Spindle-Shaped Ni-Fe-Layered Double Hydroxide: Effect of Etching Time on Flexible Energy Storage

Abstract

The rising demand for efficient energy storage in flexible electronics is driving the search for materials that are well-suited for the fabrication of these devices. Layered Double Hydroxides (LDHs) stand out as a remarkable material with a layered structure that embodies exceptional electrochemical properties. In this study, both double-shelled and single-shelled NiFe-Layered Double Hydroxide (LDH) particles are prepared using spindle-shaped MIL-101(Fe) as the template. These NiFe-LDH particles are then utilized to develop a flexible energy storage device. Transmission electron microscopy(TEM) analysis revealed that the as-synthesized NiFe-LDH particles transformed into hollow single-shells from a double-shelled structure as the aging time increased, which significantly influenced the electrochemical performances.
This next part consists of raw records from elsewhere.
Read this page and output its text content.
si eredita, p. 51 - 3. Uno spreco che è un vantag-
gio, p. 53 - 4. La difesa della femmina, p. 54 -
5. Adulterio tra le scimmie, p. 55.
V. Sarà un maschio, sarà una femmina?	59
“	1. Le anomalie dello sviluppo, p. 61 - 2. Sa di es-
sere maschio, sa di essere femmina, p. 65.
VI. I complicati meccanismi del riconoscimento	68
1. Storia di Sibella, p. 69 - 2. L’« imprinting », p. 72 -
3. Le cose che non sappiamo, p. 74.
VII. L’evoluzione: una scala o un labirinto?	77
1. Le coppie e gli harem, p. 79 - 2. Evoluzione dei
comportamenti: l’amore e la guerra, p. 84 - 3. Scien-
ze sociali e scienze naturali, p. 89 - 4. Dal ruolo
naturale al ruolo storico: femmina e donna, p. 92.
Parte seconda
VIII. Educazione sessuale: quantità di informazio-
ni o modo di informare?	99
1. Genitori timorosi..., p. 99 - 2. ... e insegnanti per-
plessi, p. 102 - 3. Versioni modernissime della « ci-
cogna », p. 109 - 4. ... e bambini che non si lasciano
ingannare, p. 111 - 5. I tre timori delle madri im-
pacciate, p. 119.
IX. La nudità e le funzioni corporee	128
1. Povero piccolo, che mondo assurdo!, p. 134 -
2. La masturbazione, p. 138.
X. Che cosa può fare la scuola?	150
Despite the decreasing specific capacitance and energy density with longer etching times, the sample etched for 2 h (NiFe-LDH 2h) demonstrated the highest capacitance of 9.24 mF·cm⁻² and an energy density of 0.46 µW·h·cm⁻², highlighting its promising performance for energy storage applications. X-ray photoelectron spectroscopy (XPS) analysis revealed the highest Ni²⁺: Ni³⁺ ratio, and Fe: Ni ratio for NiFe- LDH 2h samples, which further influences the energy storage properties. The ability to maintain the high performance of these materials across different bending angles further emphasizes its versatility and relevance in emerging flexible electronics markets.